After Double Think, I traversed North Melbourne to the Meat Market for motiroti's Journeys of Love and More Love. Written, directed and performed by Ali Zaidi, who describes himself as "Indian by birth, Pakistani by migration and British by chance", Journeys of Love is a story of odyssey, interspersed with a menu of tasting plates. After hanging around a bar decorated with bowls of flowers and pungent with incense, the audience is directed into a space which has been transformed into a large restaurant. The tables are surrounded by four huge screens that are filled with lush animations of flowers, and later with digital graphics which illustrate Zaidi's story.

It's billed as a participatory experience in which the audience gets to share food (recipes created by Zaidi) and Zaidi's personal story, and to reflect on "issues around identity and... static perceptions of culture". I, personally, am all for food in the theatre: La Mama has provided a couple of memorable nights in which the sensual pleasures of theatre are extended to taste. But somehow, for all its impressive dress, Journeys of Love was a lot less than it promised: sadly, the most interesting aspect was the food itself.

As a theatrical experience it gave us an alienated vision of love, mediated through a text that glosses contradiction and loss. Maybe the first mistake is reproducing a restaurant rather than, say, the environs of a home: this effectively atomises the audience. Zaidi is maître d'hôtel rather than a host, and there is little sense of more than a professional invitation. Zaidi's narrative is spoken through a mic, which is immediately alienating, and begs further the question of doing this kind of show in a large space. I had a couple of interesting conversations with my table mates, but this is the kind of interaction prompted simply by seating strangers for an hour or so at the same table. There wasn't much feeling of a collective audience response.

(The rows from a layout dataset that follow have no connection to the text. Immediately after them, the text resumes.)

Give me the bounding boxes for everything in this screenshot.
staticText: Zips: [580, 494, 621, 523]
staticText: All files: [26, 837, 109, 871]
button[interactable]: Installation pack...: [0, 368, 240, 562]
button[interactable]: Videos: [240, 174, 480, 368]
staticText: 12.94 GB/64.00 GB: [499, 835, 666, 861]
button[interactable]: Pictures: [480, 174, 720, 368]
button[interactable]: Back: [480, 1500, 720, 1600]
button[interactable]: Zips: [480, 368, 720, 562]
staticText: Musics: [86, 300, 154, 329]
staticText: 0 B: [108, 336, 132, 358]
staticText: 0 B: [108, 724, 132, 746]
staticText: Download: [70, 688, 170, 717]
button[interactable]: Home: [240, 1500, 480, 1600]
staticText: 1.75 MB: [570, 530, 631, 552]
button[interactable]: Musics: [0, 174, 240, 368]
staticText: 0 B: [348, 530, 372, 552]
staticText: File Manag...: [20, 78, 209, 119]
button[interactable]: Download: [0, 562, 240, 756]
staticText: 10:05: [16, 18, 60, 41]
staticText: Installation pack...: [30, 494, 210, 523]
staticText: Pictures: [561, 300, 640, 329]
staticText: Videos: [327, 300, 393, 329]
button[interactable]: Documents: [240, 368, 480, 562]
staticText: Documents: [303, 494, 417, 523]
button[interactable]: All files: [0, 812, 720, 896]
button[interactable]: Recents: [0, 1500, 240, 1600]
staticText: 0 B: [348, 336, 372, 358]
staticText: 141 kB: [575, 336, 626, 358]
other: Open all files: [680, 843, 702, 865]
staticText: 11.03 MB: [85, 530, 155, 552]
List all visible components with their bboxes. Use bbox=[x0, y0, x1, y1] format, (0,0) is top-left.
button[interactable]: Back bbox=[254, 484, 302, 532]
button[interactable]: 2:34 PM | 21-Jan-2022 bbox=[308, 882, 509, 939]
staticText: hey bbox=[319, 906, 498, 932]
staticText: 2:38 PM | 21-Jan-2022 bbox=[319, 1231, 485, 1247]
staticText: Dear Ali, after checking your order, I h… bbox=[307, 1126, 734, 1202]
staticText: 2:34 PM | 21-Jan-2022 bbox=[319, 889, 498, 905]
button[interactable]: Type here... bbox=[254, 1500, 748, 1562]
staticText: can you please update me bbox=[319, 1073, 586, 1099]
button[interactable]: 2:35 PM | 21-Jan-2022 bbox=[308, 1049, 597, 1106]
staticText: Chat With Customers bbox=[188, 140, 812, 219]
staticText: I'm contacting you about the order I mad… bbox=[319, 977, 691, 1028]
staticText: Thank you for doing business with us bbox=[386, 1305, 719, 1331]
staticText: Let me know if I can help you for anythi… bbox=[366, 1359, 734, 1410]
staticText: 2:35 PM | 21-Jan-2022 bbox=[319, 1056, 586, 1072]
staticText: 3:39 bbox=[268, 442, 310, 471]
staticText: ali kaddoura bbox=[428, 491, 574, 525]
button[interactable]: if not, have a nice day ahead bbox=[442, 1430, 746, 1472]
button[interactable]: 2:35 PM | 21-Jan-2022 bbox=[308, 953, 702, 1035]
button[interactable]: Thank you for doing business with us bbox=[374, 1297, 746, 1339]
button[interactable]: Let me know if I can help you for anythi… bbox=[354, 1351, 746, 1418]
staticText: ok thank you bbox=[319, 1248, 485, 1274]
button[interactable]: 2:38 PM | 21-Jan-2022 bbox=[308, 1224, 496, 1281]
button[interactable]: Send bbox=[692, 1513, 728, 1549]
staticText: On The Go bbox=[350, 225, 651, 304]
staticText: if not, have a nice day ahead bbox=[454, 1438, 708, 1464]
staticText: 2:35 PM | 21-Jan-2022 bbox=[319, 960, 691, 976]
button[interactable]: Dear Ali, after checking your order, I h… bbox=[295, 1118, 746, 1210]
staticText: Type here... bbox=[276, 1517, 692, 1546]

The text itself is banalised by Zaidi's repeated insistence that all experiences of migration - even the miserable existences of migrant workers in Europe - are "journeys of love". Take a letter, Mr Berger. It's hard not to feel that this show is the ultimate neo-liberal theatrical experience: the lesson is that all differences, even the homicidal conflicts between extremist Hindus and Muslims, can be resolved in an embrace, or through eating interesting food together, or by watching videos of local migrants talking about what it's like to be a migrant. Frankly, Poh's Kitchen on ABC TV does far more to communicate the love of food and cultural heterogenity. This is a tourist's experience of difference.

Pictures: Top: promo image for Double Think; bottom, Journeys of Love and More Love.

Double Think, choregraphed and directed by Byron Perry. Sound design by Luke Smiles, lighting by Benjamin Cisterne. With Kirstie McCracken and Lee Serle. North Melbourne Town Hall, Arts House. Melbourne Festival until October 15.

Journeys of Love and More Love, written, directed and performed by Ali Zaidi. Recipes and videography by Ali Zaidi. Composition and sound design by Andy Pink, lighting and production by Steve Wald, video aditing and animation Daniel Saul and Katerina Athanasopoulos. motiroti at the Arts House Meat Market, Melbourne Festival. Until October 16.